What's behind Westminster court bid to block Holyrood child rights law?

Westminster’s bid to persuade the Supreme Court to stop the Scottish parliament improving children’s rights is entering its second day.

It is a naked attempt to thwart legislation passed unanimously by MSPs in Holyrood. At its heart is a determination to limit the powers of the Scottish parliament and protect what the Conservative government views as the superiority of Westminster.

If it succeeds the losers will be the children of Scotland and their protection from laws which threaten their human rights.

The issue dates back to March, when the Scottish parliament passed the United Nations Convention on the Rights of the Child (UNCRC) (Incorporation) (Scotland) Bill. That writes the UN convention into law and would require public authorities to respect children and young people’s rights.

At the time MSPs considered it uncontroversial. They passed it unanimously, with no dissent even from Tory MSPs. But within days the Tory Scottish Secretary of State Alister Jack threatened to take legal action to against Holyrood’s move.

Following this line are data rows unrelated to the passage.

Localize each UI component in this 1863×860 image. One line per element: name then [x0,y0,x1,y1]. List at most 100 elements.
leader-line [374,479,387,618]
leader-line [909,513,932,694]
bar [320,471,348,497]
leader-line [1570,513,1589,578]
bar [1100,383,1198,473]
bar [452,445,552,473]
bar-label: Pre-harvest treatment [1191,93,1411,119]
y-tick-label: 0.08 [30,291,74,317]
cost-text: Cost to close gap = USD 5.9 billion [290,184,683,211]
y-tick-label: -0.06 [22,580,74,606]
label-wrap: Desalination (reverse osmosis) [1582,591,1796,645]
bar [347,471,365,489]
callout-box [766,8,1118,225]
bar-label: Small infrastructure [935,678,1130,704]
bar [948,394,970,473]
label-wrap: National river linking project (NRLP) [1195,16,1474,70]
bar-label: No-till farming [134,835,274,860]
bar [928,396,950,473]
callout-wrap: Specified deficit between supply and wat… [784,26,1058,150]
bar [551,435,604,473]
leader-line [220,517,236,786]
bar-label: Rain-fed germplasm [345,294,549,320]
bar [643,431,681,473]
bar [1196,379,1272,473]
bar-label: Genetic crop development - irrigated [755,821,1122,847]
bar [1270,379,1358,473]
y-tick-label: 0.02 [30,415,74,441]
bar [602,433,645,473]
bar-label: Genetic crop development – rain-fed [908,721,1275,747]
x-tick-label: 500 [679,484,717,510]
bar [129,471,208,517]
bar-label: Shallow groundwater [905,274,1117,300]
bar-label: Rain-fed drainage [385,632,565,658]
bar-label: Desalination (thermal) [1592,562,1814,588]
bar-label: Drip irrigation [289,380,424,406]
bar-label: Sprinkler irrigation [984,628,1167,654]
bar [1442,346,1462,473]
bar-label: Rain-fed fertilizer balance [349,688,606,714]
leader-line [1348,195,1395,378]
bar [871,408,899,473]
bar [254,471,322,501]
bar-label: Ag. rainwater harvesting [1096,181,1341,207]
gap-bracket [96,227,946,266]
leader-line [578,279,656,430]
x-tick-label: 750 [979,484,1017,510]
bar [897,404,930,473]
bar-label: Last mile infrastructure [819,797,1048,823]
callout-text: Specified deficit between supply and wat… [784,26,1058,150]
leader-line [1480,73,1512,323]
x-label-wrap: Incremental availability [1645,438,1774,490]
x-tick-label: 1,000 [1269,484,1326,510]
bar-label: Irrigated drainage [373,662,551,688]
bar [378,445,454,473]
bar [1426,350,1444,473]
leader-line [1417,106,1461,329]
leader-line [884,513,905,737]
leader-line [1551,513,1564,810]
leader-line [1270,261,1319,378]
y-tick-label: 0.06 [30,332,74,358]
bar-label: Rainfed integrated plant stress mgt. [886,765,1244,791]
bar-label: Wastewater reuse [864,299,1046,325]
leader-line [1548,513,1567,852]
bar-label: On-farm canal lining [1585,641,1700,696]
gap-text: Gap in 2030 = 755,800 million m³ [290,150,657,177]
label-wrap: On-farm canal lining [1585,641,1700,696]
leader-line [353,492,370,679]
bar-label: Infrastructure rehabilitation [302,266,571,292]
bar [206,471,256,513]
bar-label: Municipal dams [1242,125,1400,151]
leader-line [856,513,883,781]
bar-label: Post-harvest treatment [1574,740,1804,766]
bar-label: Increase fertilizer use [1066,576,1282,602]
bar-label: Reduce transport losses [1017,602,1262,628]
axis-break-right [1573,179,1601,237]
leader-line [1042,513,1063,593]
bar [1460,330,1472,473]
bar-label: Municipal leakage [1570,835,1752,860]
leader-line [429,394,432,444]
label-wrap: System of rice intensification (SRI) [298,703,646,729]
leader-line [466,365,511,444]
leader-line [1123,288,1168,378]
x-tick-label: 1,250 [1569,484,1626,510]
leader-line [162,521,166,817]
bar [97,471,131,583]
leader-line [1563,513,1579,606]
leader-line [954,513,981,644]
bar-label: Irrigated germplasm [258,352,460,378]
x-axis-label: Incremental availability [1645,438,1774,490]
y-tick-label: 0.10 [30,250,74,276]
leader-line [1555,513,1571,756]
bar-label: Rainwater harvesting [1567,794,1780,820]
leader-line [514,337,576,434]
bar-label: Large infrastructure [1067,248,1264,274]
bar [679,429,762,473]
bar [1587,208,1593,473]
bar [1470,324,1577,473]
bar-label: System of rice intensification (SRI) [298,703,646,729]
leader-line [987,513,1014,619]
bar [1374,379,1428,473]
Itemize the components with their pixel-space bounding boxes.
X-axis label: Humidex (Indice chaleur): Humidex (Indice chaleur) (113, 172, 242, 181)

And in April Scottish Conservative leader Douglas Ross backed up Mr Jack’s attack on legislation his own party’s MSPs had voted for. Mr Ross said the legal challenge was over ‘very small, technical legal issues’.

The KidsRights Foundation ranks the UK as 169 out of 182 countries on its respect for the rights of children

He insisted Westminster had no issue with the aims of protecting children’s rights, yet the KidsRights Foundation ranks the UK as 169 out of 182 countries on its respect for the rights of children.

That same organisation praised Scotland as the first devolved nation in the world to legislate to bring the UN Conventions of the Rights of the Child into law.

Westminster signed up to the treaty in 1990 but it has not directly written it into domestic law. The Holyrood legislation would allow children, young people and their representatives go to the courts to enforce their rights, and let courts strike down legislation that is incompatible with the UNCRC.

James Mure, the QC representing the Lord Advocate of Scotland, said: ‘The UNCRC Bill is concerned with furthering children’s rights in Scotland. The true purpose of placing the duty on public authorities is to protect children’s rights and to further the fulfilment of those rights in Scotland.”

The UK government’s legal argument suggests the Holyrood legislation is not competent because it impinges on Westminster’s ability to legislate for Scotland. Its fears are revealed in its written submissions to the Supreme Court which refer to Westminster as ‘the sovereign UK parliament’.

Nicola Sturgeon has described Alister Jack’s legal challenge as politically catastrophic and morally repugnant

UK ministers are clearly rattled by the prospect of tougher children’s rights laws in Scotland taking precedence over weaker laws agreed by Westminster.

First Minister Nicola Sturgeon has described Mr Jack’s legal challenge as ‘politically catastrophic and morally repugnant’.

And the Scottish government has described the move as an ‘orchestrated and sustain assault’ on Holyrood powers.

The European Charter of Local Self-Government (Incorporation) (Scotland) Bill, which MSPs also passed unanimously, has also been referred to the Supreme Court for similar reasons.

Two days have been set aside for the arguments to be presented to a panel of five judges. The UK government presented its case yesterday and it is the Scottish government’s turn today.

The Welsh Government is also involved in the case and will make oral submissions today. Judgment is expected to be made at a later date.